In simpler terms, NVMe is a protocol that allows remote interaction with storage, and NVMeoF is an NVMe extension that enables this interaction over Ethernet or Fiber.

The exciting thing about NVMe is that it is used everywhere – from public clouds (Amazon EBS) to on-premises NetApp machines. Therefore, finding vulnerabilities in NVMe will potentially have a significant impact.

RDoS Vulnerability

After some research, where I’ve mostly statically reviewed the new source code of the new feature and followed the leads of the SCA, I encountered this piece of code.
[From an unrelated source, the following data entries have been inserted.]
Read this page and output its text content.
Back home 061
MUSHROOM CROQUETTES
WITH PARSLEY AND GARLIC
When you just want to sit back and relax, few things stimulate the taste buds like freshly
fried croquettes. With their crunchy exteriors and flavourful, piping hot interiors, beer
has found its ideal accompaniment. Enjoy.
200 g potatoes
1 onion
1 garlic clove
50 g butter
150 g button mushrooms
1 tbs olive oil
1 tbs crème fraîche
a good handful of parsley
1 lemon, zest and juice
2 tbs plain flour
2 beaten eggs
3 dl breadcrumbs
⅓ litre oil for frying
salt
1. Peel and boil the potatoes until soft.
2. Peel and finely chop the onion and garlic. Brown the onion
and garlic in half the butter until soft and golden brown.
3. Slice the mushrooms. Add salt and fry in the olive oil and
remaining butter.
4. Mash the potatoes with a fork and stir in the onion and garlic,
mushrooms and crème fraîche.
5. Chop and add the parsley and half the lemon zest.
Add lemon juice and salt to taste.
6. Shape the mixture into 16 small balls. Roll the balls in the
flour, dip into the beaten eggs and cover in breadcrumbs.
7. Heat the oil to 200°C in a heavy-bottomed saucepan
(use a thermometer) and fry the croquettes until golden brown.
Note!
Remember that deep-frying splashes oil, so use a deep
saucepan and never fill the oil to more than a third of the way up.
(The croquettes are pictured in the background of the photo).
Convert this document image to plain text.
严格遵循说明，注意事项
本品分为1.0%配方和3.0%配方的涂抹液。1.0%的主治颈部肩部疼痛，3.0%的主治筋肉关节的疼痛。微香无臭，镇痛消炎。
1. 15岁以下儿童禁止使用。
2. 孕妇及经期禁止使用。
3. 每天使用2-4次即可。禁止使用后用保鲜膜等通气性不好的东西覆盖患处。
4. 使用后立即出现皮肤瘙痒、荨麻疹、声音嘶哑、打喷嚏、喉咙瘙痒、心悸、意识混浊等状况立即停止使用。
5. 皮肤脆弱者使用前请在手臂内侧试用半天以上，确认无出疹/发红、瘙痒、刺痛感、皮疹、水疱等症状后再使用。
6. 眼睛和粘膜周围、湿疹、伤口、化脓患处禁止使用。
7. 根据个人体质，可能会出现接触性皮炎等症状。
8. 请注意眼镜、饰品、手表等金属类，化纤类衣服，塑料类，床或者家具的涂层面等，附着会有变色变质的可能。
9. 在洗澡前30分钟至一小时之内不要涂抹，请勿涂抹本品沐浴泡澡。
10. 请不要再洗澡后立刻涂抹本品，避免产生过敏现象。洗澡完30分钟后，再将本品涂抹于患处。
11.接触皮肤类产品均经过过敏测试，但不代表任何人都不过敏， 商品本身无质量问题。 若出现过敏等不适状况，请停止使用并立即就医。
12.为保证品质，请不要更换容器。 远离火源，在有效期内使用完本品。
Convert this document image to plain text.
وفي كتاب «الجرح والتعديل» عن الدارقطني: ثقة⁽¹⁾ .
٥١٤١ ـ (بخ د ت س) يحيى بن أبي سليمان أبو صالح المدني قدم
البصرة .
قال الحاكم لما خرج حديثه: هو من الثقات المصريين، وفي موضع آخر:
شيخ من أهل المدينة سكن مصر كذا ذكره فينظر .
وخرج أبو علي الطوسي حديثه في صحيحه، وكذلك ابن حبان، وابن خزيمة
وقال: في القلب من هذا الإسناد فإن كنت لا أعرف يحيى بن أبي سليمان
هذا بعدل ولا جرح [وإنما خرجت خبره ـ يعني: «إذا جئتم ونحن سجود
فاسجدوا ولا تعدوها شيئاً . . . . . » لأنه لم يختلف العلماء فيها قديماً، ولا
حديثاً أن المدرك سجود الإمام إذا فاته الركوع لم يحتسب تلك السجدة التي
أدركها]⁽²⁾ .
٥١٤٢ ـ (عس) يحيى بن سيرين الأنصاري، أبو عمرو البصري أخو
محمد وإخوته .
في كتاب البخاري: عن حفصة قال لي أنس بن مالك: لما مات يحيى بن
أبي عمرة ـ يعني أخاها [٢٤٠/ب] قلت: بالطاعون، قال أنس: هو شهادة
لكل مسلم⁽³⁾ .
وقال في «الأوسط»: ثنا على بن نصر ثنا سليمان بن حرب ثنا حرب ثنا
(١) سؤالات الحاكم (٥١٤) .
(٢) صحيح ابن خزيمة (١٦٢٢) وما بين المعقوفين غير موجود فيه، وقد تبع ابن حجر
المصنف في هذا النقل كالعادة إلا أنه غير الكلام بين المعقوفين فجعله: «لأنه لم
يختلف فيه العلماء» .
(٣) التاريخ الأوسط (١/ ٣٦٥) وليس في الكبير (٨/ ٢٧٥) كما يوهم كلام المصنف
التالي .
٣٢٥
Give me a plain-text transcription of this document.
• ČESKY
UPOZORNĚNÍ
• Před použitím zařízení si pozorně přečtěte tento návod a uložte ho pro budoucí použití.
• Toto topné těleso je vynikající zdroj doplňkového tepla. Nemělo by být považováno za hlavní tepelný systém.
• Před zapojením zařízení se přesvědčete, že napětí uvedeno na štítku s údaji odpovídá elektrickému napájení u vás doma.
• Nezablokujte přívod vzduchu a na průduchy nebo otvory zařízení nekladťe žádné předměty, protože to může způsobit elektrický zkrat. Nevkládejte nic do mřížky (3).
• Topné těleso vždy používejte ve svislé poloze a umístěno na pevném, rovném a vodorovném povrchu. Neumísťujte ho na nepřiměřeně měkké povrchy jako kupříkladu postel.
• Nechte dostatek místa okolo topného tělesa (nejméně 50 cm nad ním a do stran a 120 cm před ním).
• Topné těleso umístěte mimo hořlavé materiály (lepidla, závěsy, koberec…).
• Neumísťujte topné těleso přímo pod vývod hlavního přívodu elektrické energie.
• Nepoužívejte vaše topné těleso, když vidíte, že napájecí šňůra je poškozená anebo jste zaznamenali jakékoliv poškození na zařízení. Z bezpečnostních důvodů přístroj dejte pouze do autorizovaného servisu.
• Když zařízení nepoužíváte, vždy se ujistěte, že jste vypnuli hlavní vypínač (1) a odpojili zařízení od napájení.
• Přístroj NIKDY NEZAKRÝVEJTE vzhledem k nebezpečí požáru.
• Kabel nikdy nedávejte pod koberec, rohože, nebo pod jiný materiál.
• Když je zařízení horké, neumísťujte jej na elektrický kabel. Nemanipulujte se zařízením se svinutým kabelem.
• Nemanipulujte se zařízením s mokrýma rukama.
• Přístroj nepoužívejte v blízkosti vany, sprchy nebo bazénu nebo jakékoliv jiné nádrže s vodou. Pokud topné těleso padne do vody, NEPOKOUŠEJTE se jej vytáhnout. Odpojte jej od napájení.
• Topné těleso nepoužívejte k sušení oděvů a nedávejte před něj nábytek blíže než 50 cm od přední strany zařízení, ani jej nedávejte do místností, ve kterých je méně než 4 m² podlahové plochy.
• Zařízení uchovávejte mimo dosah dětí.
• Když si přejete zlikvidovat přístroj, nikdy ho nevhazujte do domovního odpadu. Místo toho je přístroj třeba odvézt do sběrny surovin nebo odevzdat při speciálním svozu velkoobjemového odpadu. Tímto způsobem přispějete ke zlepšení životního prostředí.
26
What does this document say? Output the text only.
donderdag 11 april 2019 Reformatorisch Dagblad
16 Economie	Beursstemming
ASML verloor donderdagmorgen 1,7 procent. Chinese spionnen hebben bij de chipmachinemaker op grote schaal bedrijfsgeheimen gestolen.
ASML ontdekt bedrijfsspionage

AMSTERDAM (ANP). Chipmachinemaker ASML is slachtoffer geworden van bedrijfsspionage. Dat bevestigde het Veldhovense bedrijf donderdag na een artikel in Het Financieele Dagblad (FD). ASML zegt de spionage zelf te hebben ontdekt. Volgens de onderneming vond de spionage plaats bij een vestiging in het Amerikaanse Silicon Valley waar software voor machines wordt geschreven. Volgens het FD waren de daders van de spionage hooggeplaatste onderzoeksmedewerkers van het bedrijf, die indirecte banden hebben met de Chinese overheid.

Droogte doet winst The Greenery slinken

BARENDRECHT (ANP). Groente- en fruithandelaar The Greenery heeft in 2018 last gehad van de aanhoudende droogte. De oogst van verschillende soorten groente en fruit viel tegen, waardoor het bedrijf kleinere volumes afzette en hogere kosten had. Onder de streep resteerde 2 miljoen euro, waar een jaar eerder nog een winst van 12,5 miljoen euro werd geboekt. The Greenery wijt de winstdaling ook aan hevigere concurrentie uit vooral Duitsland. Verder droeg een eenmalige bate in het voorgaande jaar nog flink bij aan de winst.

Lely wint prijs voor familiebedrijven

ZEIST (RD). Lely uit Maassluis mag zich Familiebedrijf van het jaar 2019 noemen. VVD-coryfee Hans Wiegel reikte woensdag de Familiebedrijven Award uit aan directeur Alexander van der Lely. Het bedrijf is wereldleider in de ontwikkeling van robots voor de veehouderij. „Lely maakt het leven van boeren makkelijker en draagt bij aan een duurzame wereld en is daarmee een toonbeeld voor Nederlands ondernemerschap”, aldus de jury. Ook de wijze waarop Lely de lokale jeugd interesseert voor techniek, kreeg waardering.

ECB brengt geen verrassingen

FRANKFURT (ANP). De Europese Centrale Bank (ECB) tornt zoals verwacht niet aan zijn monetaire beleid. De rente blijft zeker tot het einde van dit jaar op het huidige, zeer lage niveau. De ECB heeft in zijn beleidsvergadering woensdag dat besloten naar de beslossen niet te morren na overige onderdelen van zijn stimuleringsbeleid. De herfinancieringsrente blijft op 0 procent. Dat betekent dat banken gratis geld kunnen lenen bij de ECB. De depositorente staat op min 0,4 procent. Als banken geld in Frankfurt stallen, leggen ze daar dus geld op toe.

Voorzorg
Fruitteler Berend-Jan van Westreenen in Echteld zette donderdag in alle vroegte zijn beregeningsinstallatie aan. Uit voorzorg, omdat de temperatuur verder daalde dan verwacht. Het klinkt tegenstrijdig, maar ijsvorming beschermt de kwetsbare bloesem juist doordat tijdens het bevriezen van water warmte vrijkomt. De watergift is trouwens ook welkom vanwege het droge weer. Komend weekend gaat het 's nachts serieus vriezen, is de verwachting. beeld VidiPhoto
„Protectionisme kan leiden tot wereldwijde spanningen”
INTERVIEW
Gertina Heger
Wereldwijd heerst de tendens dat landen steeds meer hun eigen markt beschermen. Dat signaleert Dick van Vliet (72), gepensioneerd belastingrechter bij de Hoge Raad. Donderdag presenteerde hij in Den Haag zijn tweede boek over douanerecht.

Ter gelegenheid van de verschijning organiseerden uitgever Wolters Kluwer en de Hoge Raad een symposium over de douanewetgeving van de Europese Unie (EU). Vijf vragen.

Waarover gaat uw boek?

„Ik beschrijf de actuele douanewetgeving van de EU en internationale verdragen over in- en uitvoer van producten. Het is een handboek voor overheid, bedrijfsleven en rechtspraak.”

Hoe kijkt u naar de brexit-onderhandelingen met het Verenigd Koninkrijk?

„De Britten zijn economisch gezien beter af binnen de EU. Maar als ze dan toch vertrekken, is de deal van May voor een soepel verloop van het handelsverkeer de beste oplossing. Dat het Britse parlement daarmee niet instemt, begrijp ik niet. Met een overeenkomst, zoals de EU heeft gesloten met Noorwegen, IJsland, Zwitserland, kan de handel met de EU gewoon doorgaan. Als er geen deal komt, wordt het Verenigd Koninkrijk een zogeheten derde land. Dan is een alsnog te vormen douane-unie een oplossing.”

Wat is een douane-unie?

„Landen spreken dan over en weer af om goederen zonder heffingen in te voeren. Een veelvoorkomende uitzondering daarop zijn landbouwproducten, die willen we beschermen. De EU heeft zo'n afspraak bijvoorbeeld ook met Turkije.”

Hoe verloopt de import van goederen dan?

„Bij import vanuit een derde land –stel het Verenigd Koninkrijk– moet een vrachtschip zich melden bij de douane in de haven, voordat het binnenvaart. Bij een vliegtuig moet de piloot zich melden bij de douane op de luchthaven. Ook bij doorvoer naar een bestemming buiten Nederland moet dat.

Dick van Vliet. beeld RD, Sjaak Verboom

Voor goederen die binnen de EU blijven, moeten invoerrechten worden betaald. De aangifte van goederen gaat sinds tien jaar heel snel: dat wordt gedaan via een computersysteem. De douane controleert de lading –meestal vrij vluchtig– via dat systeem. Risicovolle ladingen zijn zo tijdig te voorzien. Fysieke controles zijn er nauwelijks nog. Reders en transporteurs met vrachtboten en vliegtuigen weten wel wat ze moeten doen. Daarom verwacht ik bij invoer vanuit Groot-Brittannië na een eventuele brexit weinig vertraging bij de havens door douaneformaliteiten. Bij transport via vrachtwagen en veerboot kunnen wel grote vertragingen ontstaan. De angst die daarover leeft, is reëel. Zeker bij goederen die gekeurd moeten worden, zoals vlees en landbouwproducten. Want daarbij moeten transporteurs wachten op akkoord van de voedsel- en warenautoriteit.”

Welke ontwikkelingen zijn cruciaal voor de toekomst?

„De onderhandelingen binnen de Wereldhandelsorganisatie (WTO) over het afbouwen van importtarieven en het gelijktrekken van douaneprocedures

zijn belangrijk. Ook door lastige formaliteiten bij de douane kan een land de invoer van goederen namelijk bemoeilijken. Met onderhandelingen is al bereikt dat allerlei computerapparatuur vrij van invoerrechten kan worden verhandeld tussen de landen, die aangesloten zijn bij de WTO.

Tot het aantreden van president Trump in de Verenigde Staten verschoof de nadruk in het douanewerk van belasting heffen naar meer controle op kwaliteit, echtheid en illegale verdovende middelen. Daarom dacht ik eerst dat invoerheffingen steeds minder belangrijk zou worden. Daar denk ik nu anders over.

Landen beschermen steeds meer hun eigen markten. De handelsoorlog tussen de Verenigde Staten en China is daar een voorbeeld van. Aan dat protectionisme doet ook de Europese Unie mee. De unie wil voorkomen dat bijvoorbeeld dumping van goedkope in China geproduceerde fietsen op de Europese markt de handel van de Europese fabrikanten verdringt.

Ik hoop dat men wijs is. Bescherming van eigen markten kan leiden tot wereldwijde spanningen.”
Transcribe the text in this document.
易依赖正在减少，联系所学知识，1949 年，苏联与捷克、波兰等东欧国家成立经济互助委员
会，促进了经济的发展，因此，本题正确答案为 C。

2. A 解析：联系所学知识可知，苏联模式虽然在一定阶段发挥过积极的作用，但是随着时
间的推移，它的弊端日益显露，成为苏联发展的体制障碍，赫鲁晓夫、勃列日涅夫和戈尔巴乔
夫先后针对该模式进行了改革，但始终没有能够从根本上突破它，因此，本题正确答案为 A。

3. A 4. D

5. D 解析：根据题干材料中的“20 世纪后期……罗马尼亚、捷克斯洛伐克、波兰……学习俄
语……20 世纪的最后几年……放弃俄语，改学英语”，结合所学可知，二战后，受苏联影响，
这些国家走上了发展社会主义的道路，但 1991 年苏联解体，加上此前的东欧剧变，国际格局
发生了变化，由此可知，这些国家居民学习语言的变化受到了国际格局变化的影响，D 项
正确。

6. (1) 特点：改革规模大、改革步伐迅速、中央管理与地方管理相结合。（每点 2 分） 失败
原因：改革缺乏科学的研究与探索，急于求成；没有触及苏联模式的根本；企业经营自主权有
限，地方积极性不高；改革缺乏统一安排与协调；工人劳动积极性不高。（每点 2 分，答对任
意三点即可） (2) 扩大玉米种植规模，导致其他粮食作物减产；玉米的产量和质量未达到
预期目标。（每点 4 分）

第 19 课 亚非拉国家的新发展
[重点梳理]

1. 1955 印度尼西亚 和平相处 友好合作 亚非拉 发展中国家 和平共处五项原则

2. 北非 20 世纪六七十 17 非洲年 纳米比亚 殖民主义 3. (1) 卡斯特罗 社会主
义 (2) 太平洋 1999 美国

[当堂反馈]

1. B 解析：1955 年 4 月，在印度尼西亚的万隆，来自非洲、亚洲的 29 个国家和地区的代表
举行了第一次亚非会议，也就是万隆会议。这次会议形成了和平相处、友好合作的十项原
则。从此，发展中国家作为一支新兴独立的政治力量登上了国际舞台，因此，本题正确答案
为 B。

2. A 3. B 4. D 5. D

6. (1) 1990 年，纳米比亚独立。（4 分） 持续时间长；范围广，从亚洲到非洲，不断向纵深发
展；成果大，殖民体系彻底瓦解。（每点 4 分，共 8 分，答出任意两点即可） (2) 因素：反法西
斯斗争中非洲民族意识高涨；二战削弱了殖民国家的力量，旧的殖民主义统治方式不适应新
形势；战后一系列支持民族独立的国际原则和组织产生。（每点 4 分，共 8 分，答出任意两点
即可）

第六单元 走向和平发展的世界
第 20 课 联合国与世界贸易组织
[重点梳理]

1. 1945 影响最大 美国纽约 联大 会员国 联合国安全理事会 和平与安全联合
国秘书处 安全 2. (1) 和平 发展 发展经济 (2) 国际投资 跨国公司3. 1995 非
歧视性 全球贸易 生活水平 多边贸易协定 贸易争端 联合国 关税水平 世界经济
Can you spot something odd?

int nvmet_setup_auth(struct nvmet_ctrl *ctrl)
{
	....
	ctrl->ctrl_key = nvme_auth_extract_key(host->dhchap_ctrl_secret + 10,
					       host->dhchap_ctrl_key_hash);
	if (IS_ERR(ctrl->ctrl_key)) {
		ret = PTR_ERR(ctrl->ctrl_key);
		ctrl->ctrl_key = NULL;
	}
	pr_debug("%s: using ctrl hash %s key %*ph\n", __func__,
		 ctrl->ctrl_key->hash > 0 ?
		 nvme_auth_hmac_name(ctrl->ctrl_key->hash) : "none",
		 (int)ctrl->ctrl_key->len, ctrl->ctrl_key->key);
    ...
	return ret;
}

nvmet_setup_auth.c

First, by looking at the code as it is, we can see this ctrl_key member under ctrl, which is extracted from the dhchap_ctrl_secret member of host.

If there is a problem while extracting this key (checking for errors), ctrl_key is reassigned to NULL and then logs something to the kernel logs based on struct members under ctrl_key.

Um… What? Reassigning ctrl_key to NULL and dereferencing it to print its value to log? Alright, that’s clearly a problem, and if we compare this piece of code to the rest of the code in this function, we can simply see that there is a missing goto statement for handling the invalid ctrl_key, which is a mistake. However, is it even exploitable?

Exploiting NVMe bug

One of the prime things we need to know while researching a big project (like the Linux kernel) is not to get too carried away. There are plenty of functions and features we can delve into that aren’t relevant to the thing we’re researching. Focus is key here.

Following the logic above, if we are to see how we can exploit the bug, we shouldn’t necessarily be deep-diving into how the NVMe protocol works. Instead, we can try to see how to reach the vulnerable code with minimum effort.

As observable from the vulnerable code snippet (nvmet_setup_auth), the name of the vulnerable function is nvmet_setup_auth, which stands for setting up the authentication for something – but what exactly?

NVMe-sources

Figure 2: NVMe sources

By tinkering around the code base, we see that two objects keep showing up: host and target. From a quick search on mighty Google and looking around the code base, we can understand that host stands for the client of the NVMe and target stands for the server (where the storage is) so that the target (server) will expose the NVMe storage to the hosts (clients).

nvme-topology

Figure 3: NVMe Topology

Since the code we’re looking at is in auth.c under the target code directory, this code might be reachable while connecting to the server (target) – but how exactly?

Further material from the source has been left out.